War on Poverty (VEERAMANI)
The War on Poverty was a series of government endorsed programs in the areas of health, education, and welfare that Congress passed in 1964 and 1965. LBJ announced in his 1964 State of the Union Address that his administration would declare an "unconditional war on poverty" which encompassed those programs.
welfare state (VEERAMANI)
The welfare state is a system in which the state accepts responsibility for the 'welfare' of its inhabitants in the affairs of healthcare, education, employment, and social security.
Ralph Nader (BICHE)
Wrote "Unsafe at Any Speed," which was a report of the auto industry that caused legislation regulating car safety
Warren Court (VEERAMANI)
The Warren Court was the Supreme Court headed by Chief Justice Earl Warren which reformed the criminal justice system and supported an activist government to prevent injustice and provide new protections to disadvantaged groups and accused criminals. Famous cases were Loving vs. Virginia (outlawed banning interracial marriages), Baker vs. Carr (redistributed electoral districts based on voter population), and Gideon vs. Wainwright (mandated that the state pays for a laywer if the accused cannot afford one).
civil disobedience (VEERAMANI)
Civil Disobedience was the deliberate snub of civil laws in an effort to induce improvement in a governmental policy; usually characterized by nonviolent demonstrations or passive, peaceful protests. It was used largely in the Civil Rights Movement.
black nationalism/Black Power (VEERAMANI)
Black nationalism was a concept that promoted separatism from white Americans and the establishment of independent black communities. It was a a militant movement that called for black pride and self-defense against white violence.
Latinos/Hispanics/Chicanos/Brown Power (VEERAMANI)
Brown Power (derived from Black Power) was a movement that Chicanos organized to end discrimination and segregation in education, to gain political influence, and to fight police brutality. Overall, the movement was similar to the Black Power movement because they both advocated and fought for equality of all races.
Gay Rights (VEERAMANI)
Gay Rights was a movement that advocated equal rights for all homosexuals. It particularly promotes the equality in employment, lending, housing, marriage, and adoption. It basically aimed to end the criminalization of homosexuality and the protection of human civil rights for them.

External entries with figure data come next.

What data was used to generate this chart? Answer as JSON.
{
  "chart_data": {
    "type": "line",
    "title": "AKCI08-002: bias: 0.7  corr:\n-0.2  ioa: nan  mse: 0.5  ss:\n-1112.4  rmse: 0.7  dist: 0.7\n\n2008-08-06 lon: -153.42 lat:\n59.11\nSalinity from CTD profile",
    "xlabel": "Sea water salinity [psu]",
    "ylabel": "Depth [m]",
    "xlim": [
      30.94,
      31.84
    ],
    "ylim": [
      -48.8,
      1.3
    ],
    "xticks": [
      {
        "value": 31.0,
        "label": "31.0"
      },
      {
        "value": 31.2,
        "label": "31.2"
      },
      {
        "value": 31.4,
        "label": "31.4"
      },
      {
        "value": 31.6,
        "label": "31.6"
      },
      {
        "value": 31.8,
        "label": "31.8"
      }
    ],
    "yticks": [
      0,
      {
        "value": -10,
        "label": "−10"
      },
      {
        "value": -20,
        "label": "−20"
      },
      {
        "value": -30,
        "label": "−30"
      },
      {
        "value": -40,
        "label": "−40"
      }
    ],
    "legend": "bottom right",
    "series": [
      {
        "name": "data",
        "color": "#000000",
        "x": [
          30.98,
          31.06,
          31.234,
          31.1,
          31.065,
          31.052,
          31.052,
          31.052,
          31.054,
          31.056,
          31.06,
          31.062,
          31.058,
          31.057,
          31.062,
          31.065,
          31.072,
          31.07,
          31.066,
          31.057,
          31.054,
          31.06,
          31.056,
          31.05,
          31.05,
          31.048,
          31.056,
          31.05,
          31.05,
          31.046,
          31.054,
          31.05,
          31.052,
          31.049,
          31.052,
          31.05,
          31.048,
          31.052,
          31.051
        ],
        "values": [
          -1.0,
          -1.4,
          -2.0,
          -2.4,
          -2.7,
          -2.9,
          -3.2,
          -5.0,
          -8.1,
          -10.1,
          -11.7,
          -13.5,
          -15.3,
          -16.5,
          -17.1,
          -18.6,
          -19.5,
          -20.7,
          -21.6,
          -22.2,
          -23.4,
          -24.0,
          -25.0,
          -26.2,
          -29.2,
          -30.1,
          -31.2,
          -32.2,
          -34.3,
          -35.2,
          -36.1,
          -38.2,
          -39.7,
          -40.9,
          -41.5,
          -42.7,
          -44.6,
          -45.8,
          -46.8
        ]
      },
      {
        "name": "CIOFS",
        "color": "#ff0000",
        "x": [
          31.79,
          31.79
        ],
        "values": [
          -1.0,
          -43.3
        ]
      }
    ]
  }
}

Environmentalism is the act of working towards protecting the natural environment from destruction or pollution. It also includes supporting the conservation and preservation of natural resources.
women's liberation movement
Feminism is a movement that, at its roots, believes in equality of the sexes. It was started in the early 60s - 40 years after women gained the right to vote. This movement derived much from the Civil Rights movement and the Civil Rights Act which stated that sex discrimination was unlawful.
Richard M. Nixon
1974 Arab Oil Embargo (VEERAMANI)
The Arab Oil Embargo was a decision made by the Members of the Organization of Arab Petroleum Exporting Countries (OAPEC)in 1973 to cut off oil flow to the United States and the Netherlands for politically supporting Israel. In response, Nixon enacted several measures to control oil use, such as setting a national speed limit at 55 mph.
Affirmative Action (VEERAMANI)
Affirmative Action was a policy used to address past discrimination through actively promoting equality amongst all races (and sexes) in matters such as employment, housing, and education.
Liberalism emphasizes the rights and freedoms of each individual and maximizes personal choice. Roosevelt's New Deal program was a good example of modern liberalism.
Conservatism is a political philosophy that seeks to maintain the existing or traditional order, resists large governmental influence on the people, and opposes radical change.
Radicalism is a political and social movement that aims at 'radical' change in the structure of government, economy, and society.